#### Fine-tuning a model
Steps:
- identify the model 
- prepare data
- build trainer  (HuggingFace `trainer` can be used for fine-tuning models; `TrainingArguments` are parameters passed into the trainer object )
- train

In [None]:
## Identifying model + preparing data
# Import modules
from transformers import AutoModelForSequenceClassification, AutoTokenizer
model_name = "distilbert-base-uncased-finetuned-sst-2-english"
# Load the model
model = AutoModelForSequenceClassification.from_pretrained(model_name)
# Load the tokenizer
tokenizer = AutoTokenizer.from_pretrained(model_name)
# Use tokenizer on text
dataset = dataset.map(lambda row: tokenizer(row["text"], padding=True, max_length=512, truncation=True), keep_in_memory=True)  # .map() to apply a function to each row

In [None]:
## Build trainer + train
from transformers import Trainer, TrainingArguments
# Create training arguments
training_args = TrainingArguments(output_dir="./results")
# Create the trainer
trainer = Trainer(
    model=model, 
    args=training_args, 
    train_dataset=training_data, 
    eval_dataset=testing_data
)
# Start the trainer
trainer.train()

# save model to local path
local_path = "./fine_tuned_model"
trainer.save_model(local_path)

# use the fine-tuned model with the pipeline
# Create the classifier
classifier = pipeline(task="sentiment-analysis", model="./fine_tuned_model")  # your local path
# Classify the text
results = classifier(text=text_example)
print(results)

#### Embeddings
Vector/numerical representations of something
Represent human language to computers, enabling cool stuffs such as recommendation systems, search, fraud detection, ...

Benefits:
- semantic understanding (captures relationship between words)
- can be used as features within ML models
- improve generalization (understand unseen/inferred words because encoded semantic info)

Challenges:
- require large amount of data
- inherit biases
- blackbox, lower interpretability


In [None]:
from sentence_transformers import SentenceTransformer
# Create the first embedding model
embedder1 = SentenceTransformer("all-MiniLM-L6-v2")

# Embed the sentence
embedding = embedder1.encode([sentence])


#### Semantic Search
- instead of keyword search, it understand intend and context.

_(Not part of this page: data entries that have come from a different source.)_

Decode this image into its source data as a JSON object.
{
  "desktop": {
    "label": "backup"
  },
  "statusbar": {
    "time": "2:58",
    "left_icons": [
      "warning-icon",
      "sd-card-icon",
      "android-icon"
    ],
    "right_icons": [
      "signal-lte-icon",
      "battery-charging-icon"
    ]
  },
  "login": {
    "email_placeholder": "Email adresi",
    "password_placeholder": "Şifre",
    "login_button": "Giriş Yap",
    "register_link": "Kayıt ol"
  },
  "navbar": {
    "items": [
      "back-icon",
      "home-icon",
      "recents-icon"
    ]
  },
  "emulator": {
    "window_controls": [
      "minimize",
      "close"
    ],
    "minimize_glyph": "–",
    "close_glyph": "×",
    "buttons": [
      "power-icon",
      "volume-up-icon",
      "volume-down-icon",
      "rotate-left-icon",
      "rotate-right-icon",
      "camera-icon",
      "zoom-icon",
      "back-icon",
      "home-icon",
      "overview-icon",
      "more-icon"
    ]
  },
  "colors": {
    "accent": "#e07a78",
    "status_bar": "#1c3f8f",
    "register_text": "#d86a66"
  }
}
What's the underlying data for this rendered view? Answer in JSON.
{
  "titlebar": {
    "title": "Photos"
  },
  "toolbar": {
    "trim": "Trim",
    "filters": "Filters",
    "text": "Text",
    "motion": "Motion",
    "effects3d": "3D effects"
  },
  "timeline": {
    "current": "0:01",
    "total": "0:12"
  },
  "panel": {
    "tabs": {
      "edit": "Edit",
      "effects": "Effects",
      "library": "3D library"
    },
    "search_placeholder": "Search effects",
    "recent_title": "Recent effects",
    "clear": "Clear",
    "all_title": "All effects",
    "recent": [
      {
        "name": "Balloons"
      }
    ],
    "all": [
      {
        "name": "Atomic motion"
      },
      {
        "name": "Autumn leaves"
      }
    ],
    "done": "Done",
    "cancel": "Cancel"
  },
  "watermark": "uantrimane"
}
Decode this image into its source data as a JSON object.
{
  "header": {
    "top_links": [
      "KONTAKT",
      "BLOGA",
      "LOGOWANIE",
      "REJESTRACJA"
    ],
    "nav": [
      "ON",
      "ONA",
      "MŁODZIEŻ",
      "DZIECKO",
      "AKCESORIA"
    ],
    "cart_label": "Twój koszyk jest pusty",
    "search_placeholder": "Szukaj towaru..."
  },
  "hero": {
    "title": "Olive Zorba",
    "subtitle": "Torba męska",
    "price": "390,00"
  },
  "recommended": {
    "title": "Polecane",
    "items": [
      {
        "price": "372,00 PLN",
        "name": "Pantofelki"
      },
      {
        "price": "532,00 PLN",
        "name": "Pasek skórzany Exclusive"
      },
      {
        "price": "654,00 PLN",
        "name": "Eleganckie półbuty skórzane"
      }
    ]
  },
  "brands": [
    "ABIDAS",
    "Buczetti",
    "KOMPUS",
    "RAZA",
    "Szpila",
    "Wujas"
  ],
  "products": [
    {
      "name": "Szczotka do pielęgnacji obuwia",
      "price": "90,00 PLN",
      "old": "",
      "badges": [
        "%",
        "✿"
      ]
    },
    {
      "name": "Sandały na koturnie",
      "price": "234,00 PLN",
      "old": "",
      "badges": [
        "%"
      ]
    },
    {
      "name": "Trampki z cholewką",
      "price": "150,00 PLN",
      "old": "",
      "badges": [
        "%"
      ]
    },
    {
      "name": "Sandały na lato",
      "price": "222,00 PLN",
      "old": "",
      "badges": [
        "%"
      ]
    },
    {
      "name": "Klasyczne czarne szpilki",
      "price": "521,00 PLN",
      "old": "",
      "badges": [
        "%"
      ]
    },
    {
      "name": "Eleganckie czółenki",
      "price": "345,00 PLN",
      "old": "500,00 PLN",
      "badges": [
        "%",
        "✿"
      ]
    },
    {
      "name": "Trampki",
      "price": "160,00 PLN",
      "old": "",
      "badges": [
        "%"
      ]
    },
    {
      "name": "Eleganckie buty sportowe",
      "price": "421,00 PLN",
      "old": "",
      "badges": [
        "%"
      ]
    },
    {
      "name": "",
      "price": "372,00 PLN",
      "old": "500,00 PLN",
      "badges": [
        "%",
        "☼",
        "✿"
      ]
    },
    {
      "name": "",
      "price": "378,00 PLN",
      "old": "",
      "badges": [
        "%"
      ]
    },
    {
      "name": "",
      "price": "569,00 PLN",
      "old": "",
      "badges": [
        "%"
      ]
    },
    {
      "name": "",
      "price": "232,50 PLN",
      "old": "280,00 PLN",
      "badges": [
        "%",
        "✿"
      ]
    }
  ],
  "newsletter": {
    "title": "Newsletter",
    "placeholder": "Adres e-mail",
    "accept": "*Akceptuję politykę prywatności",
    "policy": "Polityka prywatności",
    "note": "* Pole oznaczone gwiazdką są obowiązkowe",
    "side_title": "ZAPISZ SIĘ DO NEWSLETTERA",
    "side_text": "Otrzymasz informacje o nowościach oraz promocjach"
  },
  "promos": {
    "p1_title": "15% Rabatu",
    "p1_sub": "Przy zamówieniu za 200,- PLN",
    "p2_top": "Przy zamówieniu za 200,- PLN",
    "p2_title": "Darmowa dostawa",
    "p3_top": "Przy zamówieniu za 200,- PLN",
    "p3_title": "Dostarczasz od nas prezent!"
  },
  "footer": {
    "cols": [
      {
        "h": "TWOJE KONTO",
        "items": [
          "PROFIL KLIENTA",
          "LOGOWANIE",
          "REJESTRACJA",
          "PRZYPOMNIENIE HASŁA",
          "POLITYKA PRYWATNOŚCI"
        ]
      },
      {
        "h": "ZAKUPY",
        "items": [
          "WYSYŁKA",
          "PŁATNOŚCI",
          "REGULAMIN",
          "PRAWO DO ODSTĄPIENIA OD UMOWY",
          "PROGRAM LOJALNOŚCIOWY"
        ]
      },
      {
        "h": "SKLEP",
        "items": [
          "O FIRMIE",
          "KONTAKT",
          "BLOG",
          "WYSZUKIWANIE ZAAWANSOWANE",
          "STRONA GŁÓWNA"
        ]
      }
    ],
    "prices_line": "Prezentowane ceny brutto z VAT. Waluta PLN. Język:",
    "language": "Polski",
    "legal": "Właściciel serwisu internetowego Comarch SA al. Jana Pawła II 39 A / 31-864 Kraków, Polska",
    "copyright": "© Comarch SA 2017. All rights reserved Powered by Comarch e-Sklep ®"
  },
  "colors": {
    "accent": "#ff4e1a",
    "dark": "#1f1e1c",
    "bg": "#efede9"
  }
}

Finds context that matches meaning. 
- Verctorization; calculating cosine similarity

Useful when searching is ambiguous, complex, and unstructured


In [None]:
from sentence_transformers import SentenceTransformer
sencoder = SentenceTransformers(model="all-MiniLM-L6-v2")
document_embeddings = encoder.encode(documents)
query = "What are the most recent wildlife articles?"
query_embedding = encoder.encode([query])